November 17, 2021
Young Chinese couples are increasingly abandoning large formal wedding ceremonies for smaller, intimate ones at unconventional locations, such as meadows and coffee shops, wedding planners said.
When Sun Hongxu started a wedding service business in Beijing in 2012, she found most weddings were celebrated in a “typically Chinese way” at venues such as hotels and restaurants, with a large number of guests, often 200 or more.
“There were friends and relatives of the young couple, or their parents, sitting at 20 or more tables, watching the bride, groom and their parents enter the venue,” Sun said. “Then, the couple exchanged vows and rings.”
“After the formalities were completed, performers entertained guests and the banquet got underway with toasts and a lucky draw for the wedding guests. The newly-weds would give out presents and even cash to show their appreciation for the attendance of their guests,” Sun said.
Despite some couples not wanting such traditional nuptials, they felt obliged to meet the wishes of their parents “who thought this was what a wedding should be like,” Sun said.
However, a report released in July by wedding service website Hunliji and science and technology media platform 36Kr, shows that the generation born after 1990 is against formal weddings with too many complex procedures. Instead, they are paying more attention to having a “happy and joyful” small wedding that reflects the personalities of the bride and groom.

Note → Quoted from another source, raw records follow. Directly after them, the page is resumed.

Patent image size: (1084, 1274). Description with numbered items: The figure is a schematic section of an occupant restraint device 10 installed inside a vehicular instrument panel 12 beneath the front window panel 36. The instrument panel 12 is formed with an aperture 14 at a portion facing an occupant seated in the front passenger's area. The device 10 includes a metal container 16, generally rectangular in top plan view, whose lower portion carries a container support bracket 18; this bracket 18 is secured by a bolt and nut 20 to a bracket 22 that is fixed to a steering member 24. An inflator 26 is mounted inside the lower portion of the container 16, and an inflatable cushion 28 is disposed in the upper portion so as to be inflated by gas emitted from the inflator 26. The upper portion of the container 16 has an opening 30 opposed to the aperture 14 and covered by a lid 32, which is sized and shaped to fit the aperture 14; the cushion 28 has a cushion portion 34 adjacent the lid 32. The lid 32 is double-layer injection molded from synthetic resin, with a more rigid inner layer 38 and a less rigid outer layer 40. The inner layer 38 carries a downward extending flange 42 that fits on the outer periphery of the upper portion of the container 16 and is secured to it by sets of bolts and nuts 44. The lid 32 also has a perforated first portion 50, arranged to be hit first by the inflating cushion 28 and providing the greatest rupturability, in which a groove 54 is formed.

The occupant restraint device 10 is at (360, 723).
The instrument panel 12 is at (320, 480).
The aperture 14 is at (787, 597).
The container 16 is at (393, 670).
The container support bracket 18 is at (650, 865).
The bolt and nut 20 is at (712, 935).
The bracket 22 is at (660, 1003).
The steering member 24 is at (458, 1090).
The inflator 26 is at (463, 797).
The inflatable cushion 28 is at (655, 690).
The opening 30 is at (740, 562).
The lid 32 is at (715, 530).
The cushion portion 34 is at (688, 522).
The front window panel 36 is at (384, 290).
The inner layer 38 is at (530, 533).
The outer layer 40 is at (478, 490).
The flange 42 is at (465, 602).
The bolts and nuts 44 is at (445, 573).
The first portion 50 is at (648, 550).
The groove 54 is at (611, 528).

The average cost of a wedding in 2020 was 231,000 yuan ($36,105), 3.7 times higher than five years ago, the report said. However, it added that the majority of young couples take cost into consideration and spend reasonably on their weddings.
Xu Lin, a wedding planner in Hangzhou, Zhejiang province, said compared with those born in the 1980s, who took into consideration their parents’ wishes for grand traditional indoor weddings, couples today prioritize their own wedding preferences.

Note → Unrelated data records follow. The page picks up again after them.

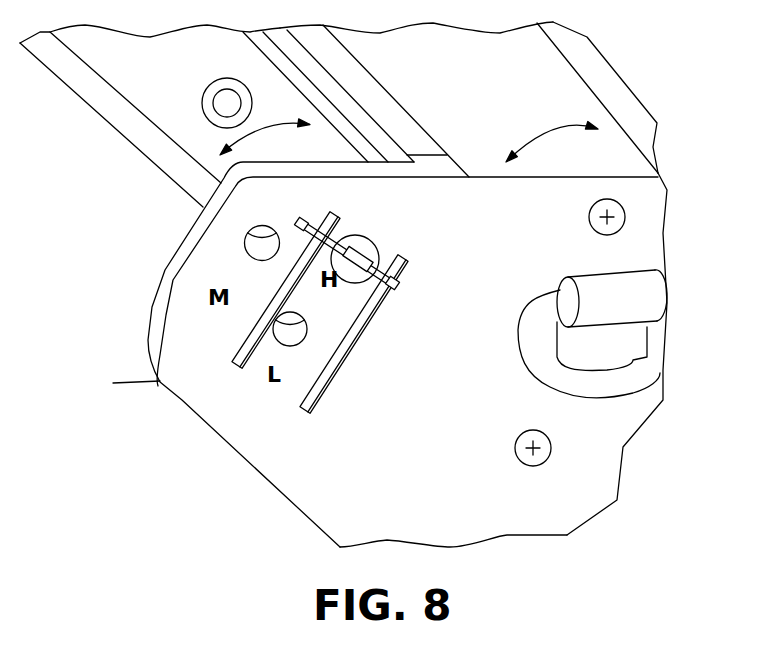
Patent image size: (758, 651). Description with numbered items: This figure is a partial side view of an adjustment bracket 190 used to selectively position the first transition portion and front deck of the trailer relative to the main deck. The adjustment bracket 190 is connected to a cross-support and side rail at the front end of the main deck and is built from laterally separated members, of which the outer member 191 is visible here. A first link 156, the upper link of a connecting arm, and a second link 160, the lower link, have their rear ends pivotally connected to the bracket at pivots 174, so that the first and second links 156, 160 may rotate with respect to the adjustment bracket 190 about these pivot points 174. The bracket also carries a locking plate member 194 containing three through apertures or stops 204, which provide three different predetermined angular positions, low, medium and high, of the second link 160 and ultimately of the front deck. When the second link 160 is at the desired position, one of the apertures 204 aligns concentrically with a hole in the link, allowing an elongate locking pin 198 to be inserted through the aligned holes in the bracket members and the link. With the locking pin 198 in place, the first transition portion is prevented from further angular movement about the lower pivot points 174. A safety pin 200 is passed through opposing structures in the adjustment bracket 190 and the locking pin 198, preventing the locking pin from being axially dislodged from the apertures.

The first link 156 is at (560, 102).
The second link 160 is at (189, 92).
The pivot 174 is at (622, 205).
The adjustment bracket 190 is at (432, 258).
The outer member 191 is at (431, 428).
The locking plate member 194 is at (385, 327).
The locking pin 198 is at (352, 237).
The safety pin 200 is at (306, 226).
The aperture or stop 204 is at (273, 329).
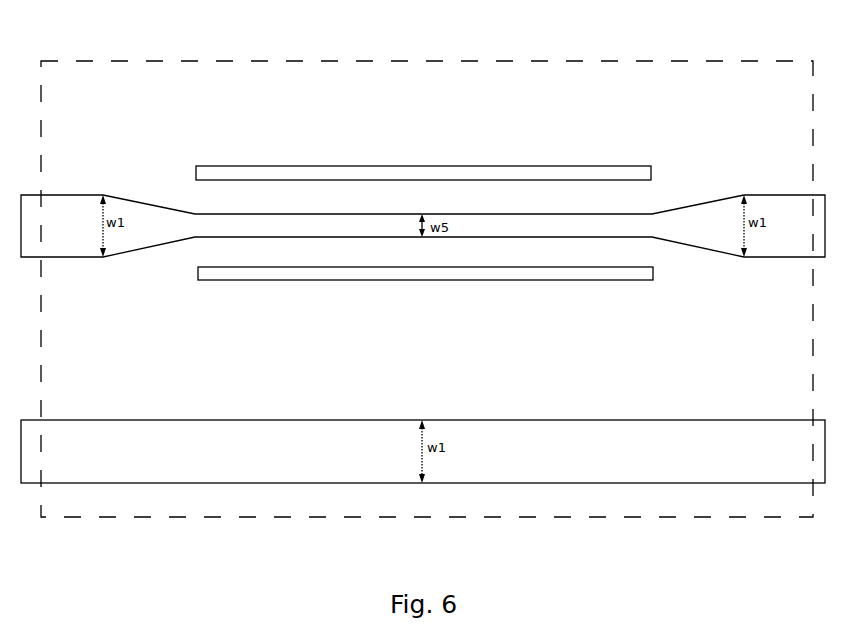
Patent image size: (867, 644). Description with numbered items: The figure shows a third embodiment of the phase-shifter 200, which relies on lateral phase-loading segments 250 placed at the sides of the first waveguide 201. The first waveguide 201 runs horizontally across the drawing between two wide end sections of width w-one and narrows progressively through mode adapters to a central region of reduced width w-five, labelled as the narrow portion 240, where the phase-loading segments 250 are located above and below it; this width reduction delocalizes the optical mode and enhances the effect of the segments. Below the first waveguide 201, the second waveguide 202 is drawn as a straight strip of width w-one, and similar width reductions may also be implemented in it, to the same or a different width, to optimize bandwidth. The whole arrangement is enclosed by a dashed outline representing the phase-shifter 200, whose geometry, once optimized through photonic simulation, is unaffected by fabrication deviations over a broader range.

The phase-shifter 200 is at (498, 60).
The first waveguide 201 is at (48, 195).
The second waveguide 202 is at (60, 420).
The narrow signal trace 240 is at (532, 215).
The phase-loading segments 250 is at (532, 167).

“In recent years, we have often received requests for small, intimate weddings held in all kinds of venues: coffee shops, old-fashioned houses, on lawns, besides lakes … The venues are chosen by the young couples themselves, and their parents respect and support their choice,” said Xu, who has planned more than 100 weddings since she entered the business more than a decade ago.

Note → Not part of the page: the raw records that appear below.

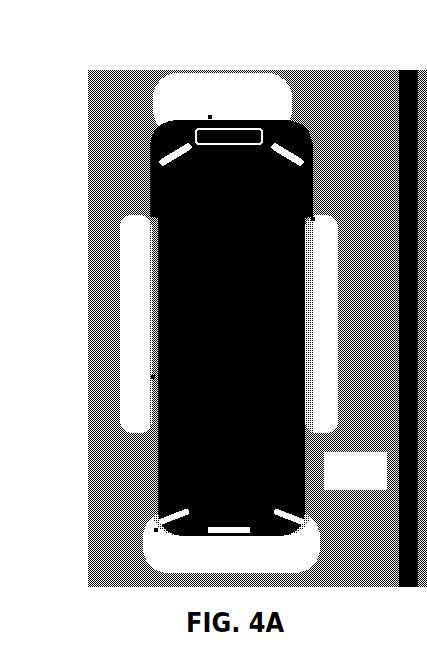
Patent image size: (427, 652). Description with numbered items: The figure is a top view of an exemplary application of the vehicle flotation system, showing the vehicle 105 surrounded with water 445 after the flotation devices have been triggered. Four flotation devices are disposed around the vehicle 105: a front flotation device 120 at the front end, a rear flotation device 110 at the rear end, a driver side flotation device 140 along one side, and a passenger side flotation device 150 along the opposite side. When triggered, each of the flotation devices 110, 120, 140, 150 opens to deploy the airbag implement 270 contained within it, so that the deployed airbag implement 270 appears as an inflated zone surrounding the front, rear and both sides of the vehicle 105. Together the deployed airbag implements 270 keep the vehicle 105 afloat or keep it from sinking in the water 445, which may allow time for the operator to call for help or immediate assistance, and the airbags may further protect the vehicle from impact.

The vehicle 105 is at (157, 180).
The rear flotation device 110 is at (155, 530).
The front flotation device 120 is at (210, 100).
The driver side flotation device 140 is at (141, 385).
The passenger side flotation device 150 is at (316, 203).
The airbag implement 270 is at (229, 324).
The water 445 is at (355, 471).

Li Pumei, an employee at a transnational company in Beijing, had a special wedding celebration in July. It was held in a meadow in the Garze Tibetan autonomous prefecture, Sichuan Province. Only the couple and their parents attended.
“Strictly speaking, it couldn’t be called a wedding because there were no well-designed decorations or delicately arranged banquet. Both my husband and I were in windbreakers, and the only thing that distinguished us from other tourists was that I had a white bride’s veil on my head and he had a corsage on his chest.
“The place was where our romantic story started, so we wanted to return there to celebrate an important moment in our relationship,” she said. After the “wedding”, the couple and their parents continued their travels, and the combined nuptials and holiday only cost them a few thousand yuan.